Axa peine à convaincre les investisseurs

Le titre reste handicapé depuis le début de l’année par une série d'éléments négatifs, que la conclusion de l’opération APH n’a pas levés
Antoine Landrot

Axa traîne sa décote boursière tel un boulet. Et contrairement à ce que l’on aurait pu croire, la conclusion de l’opération sur Axa APH avec l’australien AMP (qui permet à l’assureur français de prendre le contrôle de 100% du capital des activités asiatiques) n’a eu aucune conséquence sur le titre. Ce dernier a lourdement chuté hier, entraîné, comme l’ensemble des valeurs financières, par la situation irlandaise.

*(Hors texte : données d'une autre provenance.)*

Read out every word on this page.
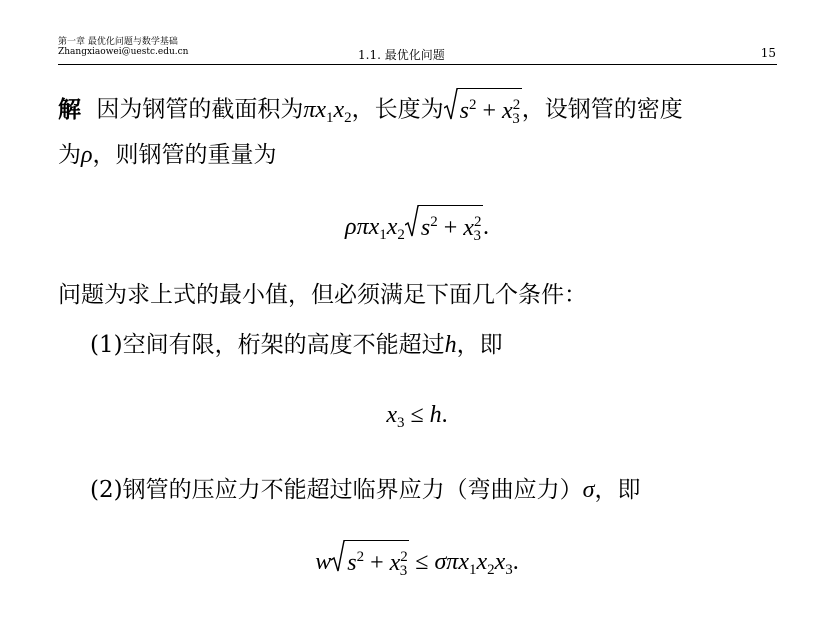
第一章 最优化问题与数学基础
Zhangxiaowei@uestc.edu.cn	1.1. 最优化问题	15
解 因为钢管的截面积为$\pi x_1x_2$，长度为 $s^2 + x^2_3$ ，设钢管的密度
为ρ，则钢管的重量为
$\rho\pi x_1x_2$ $s^2 + x^2_3$ .
问题为求上式的最小值，但必须满足下面几个条件：
(1)空间有限，桁架的高度不能超过h，即
$x_3 \le h$.
(2)钢管的压应力不能超过临界应力（弯曲应力）σ，即
w $s^2 + x^2_3 \le \sigma\pi x_1x_2x_3$.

Pourtant, déclarait le PDG d’Axa Henri de Castries dans le communiqué du groupe, «l’opération [sur APH] nous permettra de doubler notre exposition au marché asiatique de l’assurance vie et de faciliter la poursuite de notre développement dans la région». Un atout souligné par les observateurs: «Notre valorisation [du titre Axa] laisse apparaître un potentiel de 44%, le plus élevé de notre échantillon. Nous considérons que le titre redevient progressivement attractif, d’autant qu’il a sous-performé le secteur de 24% depuis le début de l’année», estiment les analystes de Raymond James.

Mais un dénouement heureux de la transaction d’APH est jugé insuffisant. «La décote dont souffre Axa est liée à une multitude d’éléments. APH pèse relativement peu dans l’activité du groupe», rappelle Pierre Flabbée, analyste chez Kepler Capital Markets.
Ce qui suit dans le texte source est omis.